I firmly believe that you have zero chance in diagnosing a non-trivial crash if you don’t understand the bugcheck code. The bugcheck code is, in fact, THE definitive reason for the crash. Of course, just understanding the bugcheck code itself is hardly ever sufficient to diagnose the problem, but it’s a fundamental to how you approach the particular crash.

The OP’s crash was fun for me because I’d never seen the bugcheck code before and I’m always happy to meet a type of system crash (especially if I wasn’t the one that caused it):

Any time I’m presented with a crash, I try to dwell on the crash code and its arguments for a while before looking at anything else. In this case I was on board and feeling pretty good about the crash as I read the description. It seems reasonable to have a crash that results in someone changing the IRQL without ever restoring it.

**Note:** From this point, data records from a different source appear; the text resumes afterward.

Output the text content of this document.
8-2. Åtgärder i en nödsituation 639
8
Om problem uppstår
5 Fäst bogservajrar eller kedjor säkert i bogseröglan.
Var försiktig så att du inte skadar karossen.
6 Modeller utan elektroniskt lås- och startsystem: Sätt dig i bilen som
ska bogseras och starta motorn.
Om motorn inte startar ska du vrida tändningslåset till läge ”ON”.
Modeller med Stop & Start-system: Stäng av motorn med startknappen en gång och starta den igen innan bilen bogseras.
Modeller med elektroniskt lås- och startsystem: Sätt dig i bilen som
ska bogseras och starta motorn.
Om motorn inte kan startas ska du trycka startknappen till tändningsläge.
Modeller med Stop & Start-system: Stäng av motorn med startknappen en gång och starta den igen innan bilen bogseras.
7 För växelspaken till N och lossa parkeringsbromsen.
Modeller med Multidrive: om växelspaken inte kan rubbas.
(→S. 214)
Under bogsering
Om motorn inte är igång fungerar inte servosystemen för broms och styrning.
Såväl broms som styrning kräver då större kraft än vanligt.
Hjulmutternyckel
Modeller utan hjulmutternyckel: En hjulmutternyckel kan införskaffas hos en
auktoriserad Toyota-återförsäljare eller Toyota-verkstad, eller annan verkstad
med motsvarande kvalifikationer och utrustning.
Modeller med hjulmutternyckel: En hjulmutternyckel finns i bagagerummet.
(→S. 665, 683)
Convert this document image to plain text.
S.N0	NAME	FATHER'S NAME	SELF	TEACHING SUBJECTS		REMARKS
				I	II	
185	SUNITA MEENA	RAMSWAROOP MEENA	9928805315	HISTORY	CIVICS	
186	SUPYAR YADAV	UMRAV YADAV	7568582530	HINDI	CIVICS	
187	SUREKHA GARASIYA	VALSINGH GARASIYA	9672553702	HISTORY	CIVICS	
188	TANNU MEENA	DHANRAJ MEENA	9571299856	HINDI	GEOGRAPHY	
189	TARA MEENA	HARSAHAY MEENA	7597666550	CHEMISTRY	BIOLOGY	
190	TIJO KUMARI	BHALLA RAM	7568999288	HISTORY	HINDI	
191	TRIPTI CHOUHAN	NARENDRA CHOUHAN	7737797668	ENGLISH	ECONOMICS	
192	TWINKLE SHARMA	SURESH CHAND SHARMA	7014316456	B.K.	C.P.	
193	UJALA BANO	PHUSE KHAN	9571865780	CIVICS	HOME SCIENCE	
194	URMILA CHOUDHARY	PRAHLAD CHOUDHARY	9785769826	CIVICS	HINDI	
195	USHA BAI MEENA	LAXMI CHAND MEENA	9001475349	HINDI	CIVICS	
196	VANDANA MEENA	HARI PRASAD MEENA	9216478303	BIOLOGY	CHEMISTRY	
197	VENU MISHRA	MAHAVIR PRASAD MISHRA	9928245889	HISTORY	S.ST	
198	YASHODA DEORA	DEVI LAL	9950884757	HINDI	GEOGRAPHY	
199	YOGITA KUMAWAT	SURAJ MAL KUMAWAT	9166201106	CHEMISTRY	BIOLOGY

Once I got to the arguments though I went right off a cliff. As I followed the description and decoded the arguments I learned that:

  1. The Current IRQL is 0
  2. The Expected IRQL is 0
  3. UniqueValue is 0, so:
    1. Arg2 is an APC’s Kernel Routine and it’s 2
    2. Arg3 is an APC and it’s NULL
    3. Arg4 is an APC’s Normal Routine and it’s 0

Presumably this crash only happens if the “Current IRQL” doesn’t match the “Expected IRQL”, but what I just decoded doesn’t support that. The other arguments don’t make sense to me either because I’d expect some other kind of crash if someone queued an NULL APC or an APC with a Kernel Routine set to 2.

This got me curious as to what the crash code actually meant, so I broke out WinDbg and started poking. The call stack indicated that ndis!ndisExpandStack called some function exported by NT, which then ended up in some optimized code area and crashed the machine:

Based on the name of the NDIS function I had a guess as to what function this was, but to confirm I disassembled ndis!ndisExpandStack:

The theory at this point is that KeExpandKernelStackAndCalloutEx is the one generating the bugcheck code.

Looking at that function I see the source of the 0xC8 bugcheck and the mystery of the arguments is solved:

The bugcheck makes much more sense now. Someone’s stack expansion callback was called at DISPATCH_LEVEL (Arg2 == 2) and returned at PASSIVE_LEVEL (Arg1 == 0). That’s against the rules, thus you get a system crash.

Personally I would call this a bug in KeExpandKernelStackAndCalloutEx seeing as how it is generating an IRQL_UNEXPECTED_VALUE using invalid (unexpected?) arguments. At a minimum the documentation is currently wrong though and I have filed a bug to try to get that addressed.